In reviews, much has been said about the film’s non-chronological order; some critics think it mutes climactic moments. Scriptwriter Nick Payne is no stranger to this device – he used it in his hit play Constellations, in 2015, which also jumps forward, backwards and sideways through time to watch a couple’s parallel lives unfold. It’s reassuring, I say, to think that time is not linear, that a past, present and future version of you all exist at once. We are all iterations of ourselves in one moment.
“It’s head-frying to think that time might be vertical, not horizontal,” says Crowley.
“Really?” asks Garfield. “I find it soothing. What drags Tobias into Almut’s apartment while a baby shower is happening?” – after the couple fight about her not wanting to have children. “What’s happening, unseen? We had a sweet thought that maybe it’s their unborn daughter that’s pushing him through that door. I love it as an idea. I found it quite inspiring. And if we have the power to imagine it, why not?”
Before we say goodbye, I want to discuss what feels like the film’s nod to classic 90s romantic comedies.

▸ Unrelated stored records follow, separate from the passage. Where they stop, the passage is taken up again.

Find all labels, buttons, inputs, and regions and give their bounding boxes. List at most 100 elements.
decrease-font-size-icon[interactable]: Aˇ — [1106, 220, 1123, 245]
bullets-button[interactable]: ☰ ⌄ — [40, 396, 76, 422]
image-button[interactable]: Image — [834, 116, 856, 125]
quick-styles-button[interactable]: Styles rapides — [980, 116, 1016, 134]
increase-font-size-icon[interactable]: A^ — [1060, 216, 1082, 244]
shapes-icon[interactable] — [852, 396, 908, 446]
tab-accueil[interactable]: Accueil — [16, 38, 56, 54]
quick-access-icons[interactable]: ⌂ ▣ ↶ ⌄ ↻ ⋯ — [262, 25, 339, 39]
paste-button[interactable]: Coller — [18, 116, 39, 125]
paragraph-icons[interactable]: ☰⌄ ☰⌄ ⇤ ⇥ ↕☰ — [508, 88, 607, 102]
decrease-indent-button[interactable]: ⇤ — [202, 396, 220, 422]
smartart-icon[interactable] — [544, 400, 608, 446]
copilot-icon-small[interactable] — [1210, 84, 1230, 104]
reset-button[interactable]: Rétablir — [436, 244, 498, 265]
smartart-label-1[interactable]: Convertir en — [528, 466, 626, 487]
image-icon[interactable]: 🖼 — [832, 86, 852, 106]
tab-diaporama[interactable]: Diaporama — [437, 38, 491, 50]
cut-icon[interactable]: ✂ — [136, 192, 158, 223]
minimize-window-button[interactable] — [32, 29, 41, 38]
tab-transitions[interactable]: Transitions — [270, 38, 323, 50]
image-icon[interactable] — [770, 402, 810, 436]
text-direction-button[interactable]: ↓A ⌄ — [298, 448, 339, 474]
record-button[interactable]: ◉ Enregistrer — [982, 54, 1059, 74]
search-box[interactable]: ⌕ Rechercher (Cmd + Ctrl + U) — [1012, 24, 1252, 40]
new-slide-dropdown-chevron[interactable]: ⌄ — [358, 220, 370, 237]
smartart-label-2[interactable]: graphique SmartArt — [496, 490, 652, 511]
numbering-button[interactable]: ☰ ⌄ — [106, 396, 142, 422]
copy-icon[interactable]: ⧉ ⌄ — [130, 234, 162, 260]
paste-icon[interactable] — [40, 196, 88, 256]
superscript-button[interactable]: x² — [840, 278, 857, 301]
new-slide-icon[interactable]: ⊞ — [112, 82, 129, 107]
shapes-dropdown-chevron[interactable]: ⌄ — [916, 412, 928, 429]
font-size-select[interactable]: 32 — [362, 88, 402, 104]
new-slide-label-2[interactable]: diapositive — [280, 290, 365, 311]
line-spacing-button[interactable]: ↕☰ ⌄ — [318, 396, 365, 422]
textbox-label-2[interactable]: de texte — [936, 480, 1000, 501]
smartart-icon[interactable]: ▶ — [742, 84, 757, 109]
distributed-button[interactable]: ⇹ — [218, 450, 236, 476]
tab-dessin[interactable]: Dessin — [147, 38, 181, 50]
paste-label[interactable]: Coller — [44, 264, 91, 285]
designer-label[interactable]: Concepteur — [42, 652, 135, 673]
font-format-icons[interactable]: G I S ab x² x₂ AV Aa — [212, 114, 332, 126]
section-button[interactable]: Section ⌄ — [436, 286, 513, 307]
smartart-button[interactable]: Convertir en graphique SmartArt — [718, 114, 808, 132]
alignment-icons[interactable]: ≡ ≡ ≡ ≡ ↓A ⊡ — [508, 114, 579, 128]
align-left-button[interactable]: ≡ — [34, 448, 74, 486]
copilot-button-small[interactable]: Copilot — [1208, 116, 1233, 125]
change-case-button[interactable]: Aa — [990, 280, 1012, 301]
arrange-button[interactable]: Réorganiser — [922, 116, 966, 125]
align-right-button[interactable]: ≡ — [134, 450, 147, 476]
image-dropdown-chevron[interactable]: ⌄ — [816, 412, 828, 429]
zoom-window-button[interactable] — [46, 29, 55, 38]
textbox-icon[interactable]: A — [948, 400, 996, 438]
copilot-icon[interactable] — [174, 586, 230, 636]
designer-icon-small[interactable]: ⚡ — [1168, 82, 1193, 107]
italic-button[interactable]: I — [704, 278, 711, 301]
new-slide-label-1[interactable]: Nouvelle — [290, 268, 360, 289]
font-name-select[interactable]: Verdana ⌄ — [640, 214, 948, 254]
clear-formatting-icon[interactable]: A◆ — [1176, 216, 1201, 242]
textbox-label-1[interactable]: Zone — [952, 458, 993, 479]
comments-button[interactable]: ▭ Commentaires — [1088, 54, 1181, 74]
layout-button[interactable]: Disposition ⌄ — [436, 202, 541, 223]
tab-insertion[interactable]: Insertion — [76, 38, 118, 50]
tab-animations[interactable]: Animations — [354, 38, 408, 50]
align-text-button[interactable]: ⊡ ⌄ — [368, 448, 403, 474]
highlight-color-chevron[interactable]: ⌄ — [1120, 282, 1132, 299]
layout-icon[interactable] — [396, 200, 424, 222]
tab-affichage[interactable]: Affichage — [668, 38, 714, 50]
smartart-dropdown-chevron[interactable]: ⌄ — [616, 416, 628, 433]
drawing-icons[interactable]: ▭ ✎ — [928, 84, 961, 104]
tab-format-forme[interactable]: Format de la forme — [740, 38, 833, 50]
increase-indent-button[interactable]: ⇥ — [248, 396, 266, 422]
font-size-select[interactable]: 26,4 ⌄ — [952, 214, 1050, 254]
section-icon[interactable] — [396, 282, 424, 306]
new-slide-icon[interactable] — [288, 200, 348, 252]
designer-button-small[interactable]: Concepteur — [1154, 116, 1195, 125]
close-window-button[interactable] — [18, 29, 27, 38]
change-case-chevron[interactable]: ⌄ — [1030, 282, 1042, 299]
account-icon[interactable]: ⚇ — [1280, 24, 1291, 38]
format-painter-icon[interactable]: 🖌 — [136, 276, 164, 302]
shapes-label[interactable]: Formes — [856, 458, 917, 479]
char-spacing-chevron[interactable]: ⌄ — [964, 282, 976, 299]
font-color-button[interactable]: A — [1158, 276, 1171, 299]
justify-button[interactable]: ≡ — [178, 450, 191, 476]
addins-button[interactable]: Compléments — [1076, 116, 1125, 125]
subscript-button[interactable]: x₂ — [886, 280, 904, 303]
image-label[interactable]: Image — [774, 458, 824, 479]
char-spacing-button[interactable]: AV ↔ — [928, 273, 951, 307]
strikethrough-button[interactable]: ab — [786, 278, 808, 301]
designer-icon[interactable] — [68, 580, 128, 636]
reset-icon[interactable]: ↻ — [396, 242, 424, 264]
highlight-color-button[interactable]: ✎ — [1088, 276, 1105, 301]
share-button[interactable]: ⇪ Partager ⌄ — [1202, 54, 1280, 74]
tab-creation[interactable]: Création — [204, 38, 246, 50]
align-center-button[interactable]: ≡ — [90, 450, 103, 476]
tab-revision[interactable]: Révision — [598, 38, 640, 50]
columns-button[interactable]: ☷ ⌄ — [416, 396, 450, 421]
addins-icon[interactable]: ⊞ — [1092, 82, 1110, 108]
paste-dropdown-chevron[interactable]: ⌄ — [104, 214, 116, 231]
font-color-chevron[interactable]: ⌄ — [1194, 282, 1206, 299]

One scene of Tobias and Almut riding a carousel horse wouldn’t be out of place in a Nora Ephron or Richard Curtis classic. “I didn’t know I was making a romcom!” Crowley laughs.
Garfield perks up excitedly. “I love a romcom,” he says excitedly. “My mum was a big romcom person. Sleepless in Seattle played a lot in our house. She also loved all Julia Roberts movies.”
So she would have been a fan of this film? “Definitely!” He pauses, as if he has remembered something. “God, it’s awful isn’t it? There’s such a terrible grief in knowing there are so many important moments they are not going to be incarnate with you in. But I feel a soothing reassurance that incarnate is only a small part of the deal. You can bring their spirit into the room. Those we lose always stay with us.”